イギリス南部の街プールで、恋人との別離が原因で飼い始めた88匹ものウサギを、ほとんど世話もせず劣悪な状況の中に放置していた29歳の女が、イギリスの動物福祉団体によって訴えられた。
『テレグラフ』紙の報道によると、この88匹のウサギうち59匹は、女が両親と暮らす二軒建ての自宅の庭に設置した狭いケージに、29匹は女の寝室にあるプラスチック製の箱の中でそれぞれ飼われていた。ウサギに寝場所を占領されているような状況であったため女は寝室を使用できず、階下の部屋で眠る日々を過ごしていた。
だが、ウサギ達は大切に飼育されていたわけではない。イギリスの動物福祉団体である英国王立動物虐待防止協会(RSPCA)の調査によると、ウサギ達は排泄物まみれの中で餌や水もろくに与えられず、すぐにでも移動を必要とする状態であった。この中には栄養失調により死んだものの、そのまま放置されていた仔ウサギもいたという。
何故これほど多くのウサギが飼われていたのか。女はこの疑問に対し、以前付き合っていた男性との別れがその原因であると答えている。当時女は犬が飼いたいと思っていたが居住環境などから不可能であり、その代わりに恋人であった男性が「フロッピー」という名のウサギをプレゼントした。しかし間もなく2人の関係が終わり、それと時を同じくしてフロッピーも女の元から逃げ出してしまった。悲嘆に暮れる女を慰めるため、友人達がウサギを何匹かプレゼントしたが、それだけでは心が慰められなかった女は次々と新しいウサギを飼うようになり、気がつくと88匹というとんでもない数に膨れ上がってしまったそうだ。

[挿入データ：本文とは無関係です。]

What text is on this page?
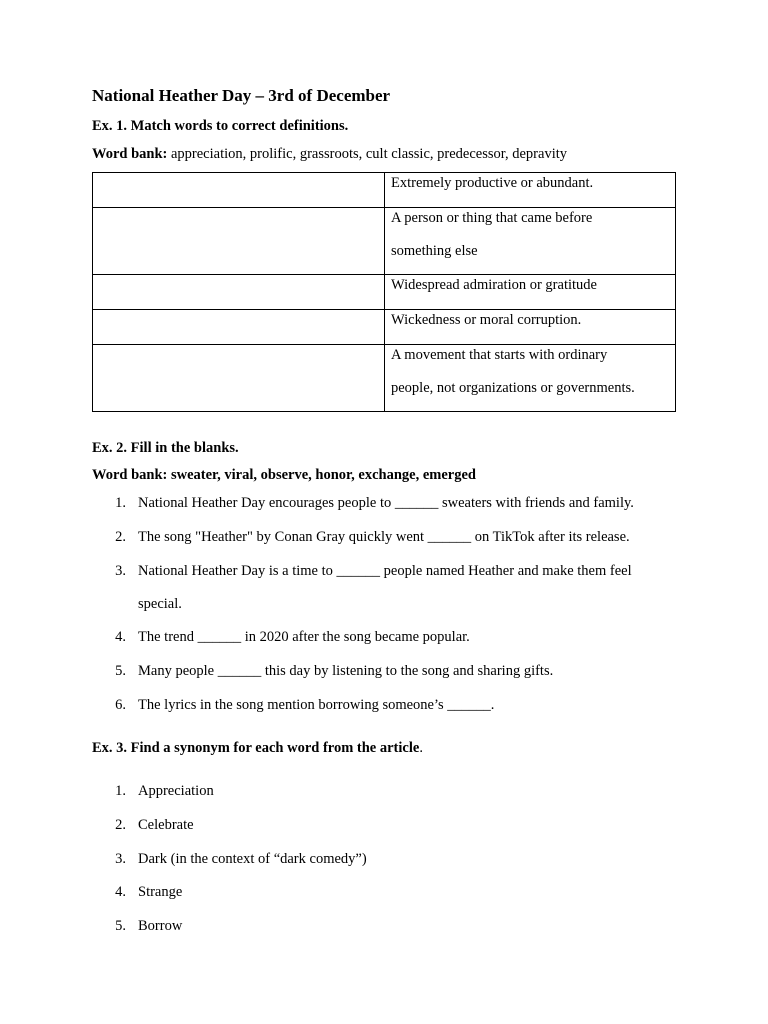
National Heather Day – 3rd of December
Ex. 1. Match words to correct definitions.
Word bank: appreciation, prolific, grassroots, cult classic, predecessor, depravity

	Extremely productive or abundant.

	A person or thing that came before
something else

	Widespread admiration or gratitude

	Wickedness or moral corruption.

	A movement that starts with ordinary
people, not organizations or governments.
Ex. 2. Fill in the blanks.
Word bank: sweater, viral, observe, honor, exchange, emerged
1. National Heather Day encourages people to ______ sweaters with friends and family.
2. The song "Heather" by Conan Gray quickly went ______ on TikTok after its release.
3. National Heather Day is a time to ______ people named Heather and make them feel
special.
4. The trend ______ in 2020 after the song became popular.
5. Many people ______ this day by listening to the song and sharing gifts.
6. The lyrics in the song mention borrowing someone’s ______.
Ex. 3. Find a synonym for each word from the article.
1. Appreciation
2. Celebrate
3. Dark (in the context of “dark comedy”)
4. Strange
5. Borrow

また、女は恋人との別離後約3年間うつ病を患っており、こうした状況下では増加し続けるウサギへの対処はほぼ不可能であったはずだと、調査に当たったRSPCAの職員は話している。
事態発覚後、女はRSPCAによって動物虐待の容疑で起訴され、裁判の結果、今後5年間のウサギの飼育が禁止されるという決定が下された。